Colby Cosh gets it exactly right taking on the end of ROTK. I saw it last weekend. Taken as a whole I think LOTR is the most thrilling accomplishment in movies made during my life. Thrilling, as in weeping, cheering, laughing, screaming and recoiling. As in leaving the theatre with a stunned buzz that lasted hours. All that emotional investment and an unabashed polemic on behalf of western civilization.

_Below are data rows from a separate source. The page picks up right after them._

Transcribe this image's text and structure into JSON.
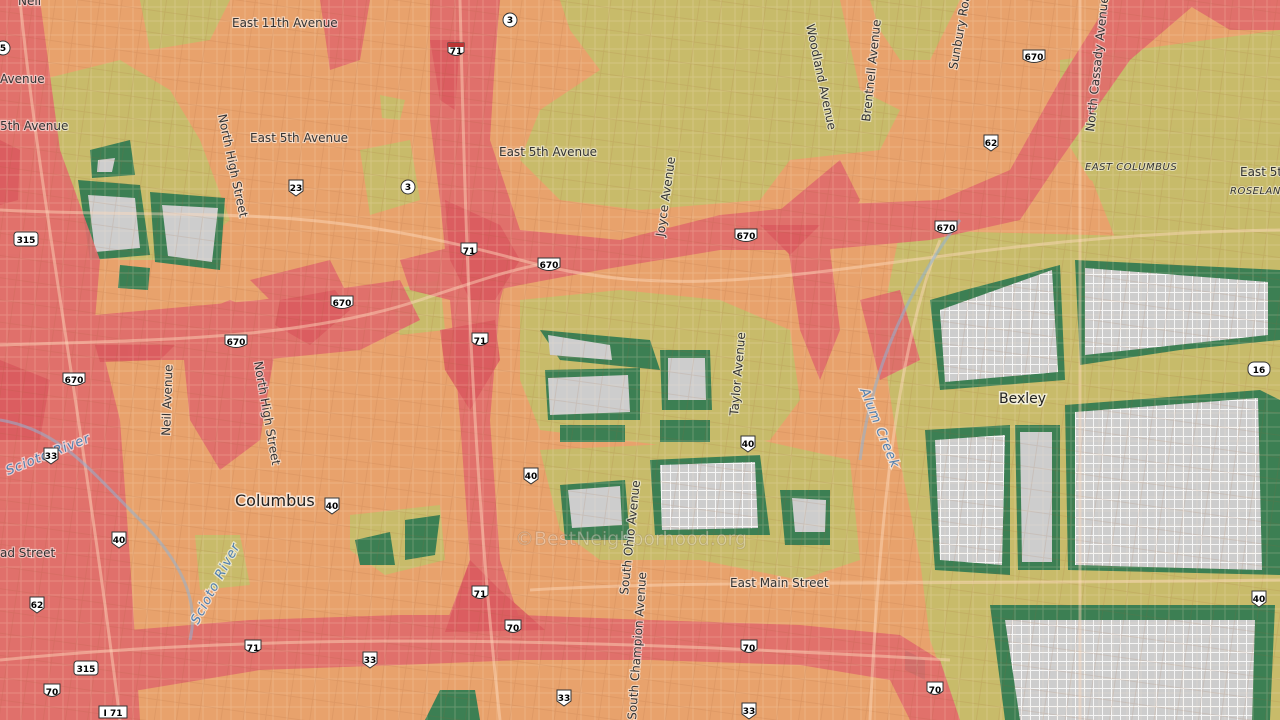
{
  "map": {
    "colors": {
      "base": "#e8a26c",
      "high": "#e26b6b",
      "mid": "#e99a6a",
      "low": "#cbbd6a",
      "verylow": "#b6c25d",
      "minimal": "#3b8055",
      "nodata": "#c9c9c9",
      "water": "#7ea7d1"
    },
    "cities": {
      "columbus": "Columbus",
      "bexley": "Bexley"
    },
    "areas": {
      "east_columbus": "EAST COLUMBUS",
      "roseland": "ROSELAND"
    },
    "water": {
      "scioto_upper": "Scioto River",
      "scioto_lower": "Scioto River",
      "alum_creek": "Alum Creek"
    },
    "streets": {
      "e11": "East 11th Avenue",
      "e5_left": "East 5th Avenue",
      "e5_mid": "East 5th Avenue",
      "e5_left_edge": "5th Avenue",
      "e5_right": "East 5t",
      "n_high_top": "North High Street",
      "n_high_bottom": "North High Street",
      "neil": "Neil Avenue",
      "woodland": "Woodland Avenue",
      "brentnell": "Brentnell Avenue",
      "sunbury": "Sunbury Road",
      "n_cassady": "North Cassady Avenue",
      "joyce": "Joyce Avenue",
      "taylor": "Taylor Avenue",
      "s_ohio": "South Ohio Avenue",
      "s_champion": "South Champion Avenue",
      "e_main": "East Main Street",
      "broad_left": "ad Street",
      "partial_ave": "Avenue",
      "partial_neil_top": "Neil"
    },
    "shields": {
      "i71_top": "71",
      "i71_mid": "71",
      "i71_mid2": "71",
      "i71_bottom": "71",
      "i71_corner": "I 71",
      "i670_a": "670",
      "i670_b": "670",
      "i670_c": "670",
      "i670_d": "670",
      "i670_e": "670",
      "i670_f": "670",
      "i670_g": "670",
      "i70_a": "70",
      "i70_b": "70",
      "i70_c": "70",
      "i70_d": "70",
      "us62_a": "62",
      "us62_b": "62",
      "us23": "23",
      "us33_a": "33",
      "us33_b": "33",
      "us33_c": "33",
      "us33_d": "33",
      "us40_a": "40",
      "us40_b": "40",
      "us40_c": "40",
      "us40_d": "40",
      "us40_e": "40",
      "us315_a": "315",
      "us315_b": "315",
      "sr3_a": "3",
      "sr3_b": "3",
      "sr16": "16",
      "sr5": "5"
    },
    "watermark": "©BestNeighborhood.org"
  }
}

But the ending of ROTK does drag. I doubt that, with half a billion in sales behind him, Jackson was getting any pressure for an upbeat ending, or would notice if he was. Perhaps it was simply a failure of nerve. It is asking a lot of a movie maker to put his characters through all that and have them return to a right scouring. The excellent point that Mr. Cosh makes is that without it the movie is missing a beat. A beat from which a more cinematic end note would have been easier. Four schmoos sitting around Moe's tavern having a beer while those around them little note nor long remember their sacrifice has nowhere to go but a rueful shrug and making babies. Tolkien gave us hope and renewal but also another reminder of the cost of failure, a bitter memo on the stakes freedom plays for.

The title of this post was an accident. I was going to write something else and wound up writing the name of an old acquaintance. A Colville indian I haven't thought about in probably twenty years. Yes, that was his name. Nice guy, big, smart and loyal. But cranky. A middle earth Shrek.